Japan’s benchmark Nikkei Average (.N225) rose 2.5%, while Australia’s S&P/ASX 200 (.AXJO) closed up 0.7%, both led by energy stocks.

China’s blue-chip CSI 300 index (.CSI300) fell 0.58% as investors rushed to sell companies with exposure to the Middle East. However, the Hang Seng Index (.HSI) rose 1.1%.

China’s largest private real estate developer Country Garden Holdings (2007.HK) warned that it may be unable to meet all of its offshore payment obligations when due or within the relevant payment terms, weighing on the country’s struggling real estate sector.
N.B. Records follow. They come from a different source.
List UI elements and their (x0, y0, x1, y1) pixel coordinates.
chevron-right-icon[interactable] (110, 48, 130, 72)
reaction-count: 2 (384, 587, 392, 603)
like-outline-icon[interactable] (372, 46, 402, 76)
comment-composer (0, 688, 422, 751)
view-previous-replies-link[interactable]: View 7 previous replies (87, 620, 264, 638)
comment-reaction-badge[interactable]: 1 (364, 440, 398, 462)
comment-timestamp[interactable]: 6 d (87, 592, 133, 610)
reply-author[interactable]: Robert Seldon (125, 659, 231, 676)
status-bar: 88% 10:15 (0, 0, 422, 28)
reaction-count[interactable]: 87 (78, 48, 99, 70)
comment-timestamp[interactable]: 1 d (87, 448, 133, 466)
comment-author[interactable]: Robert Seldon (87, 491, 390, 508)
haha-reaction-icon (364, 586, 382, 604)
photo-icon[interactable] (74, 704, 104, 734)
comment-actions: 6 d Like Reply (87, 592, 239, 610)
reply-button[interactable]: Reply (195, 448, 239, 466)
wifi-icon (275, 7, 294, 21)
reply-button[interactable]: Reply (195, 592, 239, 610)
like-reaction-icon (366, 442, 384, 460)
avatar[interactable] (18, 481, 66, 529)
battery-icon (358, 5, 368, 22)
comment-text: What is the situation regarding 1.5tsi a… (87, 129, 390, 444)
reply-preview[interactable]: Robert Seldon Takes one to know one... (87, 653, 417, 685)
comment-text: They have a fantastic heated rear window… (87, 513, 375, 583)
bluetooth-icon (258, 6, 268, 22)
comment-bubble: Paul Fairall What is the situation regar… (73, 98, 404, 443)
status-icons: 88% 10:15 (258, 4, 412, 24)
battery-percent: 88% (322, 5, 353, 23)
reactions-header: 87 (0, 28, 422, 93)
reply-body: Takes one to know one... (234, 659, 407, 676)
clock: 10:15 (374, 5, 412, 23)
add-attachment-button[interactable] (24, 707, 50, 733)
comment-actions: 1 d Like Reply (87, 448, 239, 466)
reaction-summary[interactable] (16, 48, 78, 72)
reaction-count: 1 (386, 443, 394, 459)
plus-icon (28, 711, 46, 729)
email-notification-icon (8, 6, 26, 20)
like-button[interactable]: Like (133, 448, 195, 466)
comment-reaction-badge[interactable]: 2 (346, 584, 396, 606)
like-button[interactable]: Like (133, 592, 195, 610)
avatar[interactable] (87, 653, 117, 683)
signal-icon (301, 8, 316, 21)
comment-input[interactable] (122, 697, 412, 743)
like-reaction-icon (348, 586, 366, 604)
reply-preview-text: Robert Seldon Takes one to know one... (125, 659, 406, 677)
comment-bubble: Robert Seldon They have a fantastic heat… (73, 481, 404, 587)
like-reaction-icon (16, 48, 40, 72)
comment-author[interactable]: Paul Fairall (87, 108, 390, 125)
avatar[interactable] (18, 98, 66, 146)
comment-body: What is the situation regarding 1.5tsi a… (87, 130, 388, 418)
U.S. stocks closed higher on Monday, with energy stocks rising along with oil prices. The S&P 500 Energy Index (.SPNY) rose 3.5%.

Markets’ initial reaction to developments in the Middle East was a bout of risk aversion, National Bank of Australia analysts said in a note.

“Nevertheless, it is interesting to note that the extent of measures was relatively limited and in many cases not all measures were maintained,” they said.

Oil prices fell after rising more than 4% on Monday. Brent crude fell 0.44% to $87.76 a barrel at 0535 GMT, while U.S. West Texas Intermediate crude fell 0.49% to $85.96 a barrel.

“The near-term turmoil and volatility suggest upside risks to oil prices will persist,” OCBC economists said in a note.

“Our base case assumes that tensions in Gaza and Israel may remain limited even if the conflict continues for a longer period of time. This will lead to some volatility in oil prices during periods of intense conflict, but is likely to lead to a normalization of prices after the knee-jerk crisis. “Reaction.”

Spot gold gave up earlier gains to settle around $1,860.6 an ounce after hitting a weekly high on Monday as investors sought safe havens.

The dollar fell on Tuesday along with US interest rate expectations. Asian currencies are falling slightly.

Ten-year Treasury yields, which have risen sharply, fell 12 basis points to 4.67%.

(This story has been corrected in paragraph 21 to say that the 10-year Treasury yield fell 12 basis points to 4.67%, not 2 basis points to 3.35%.)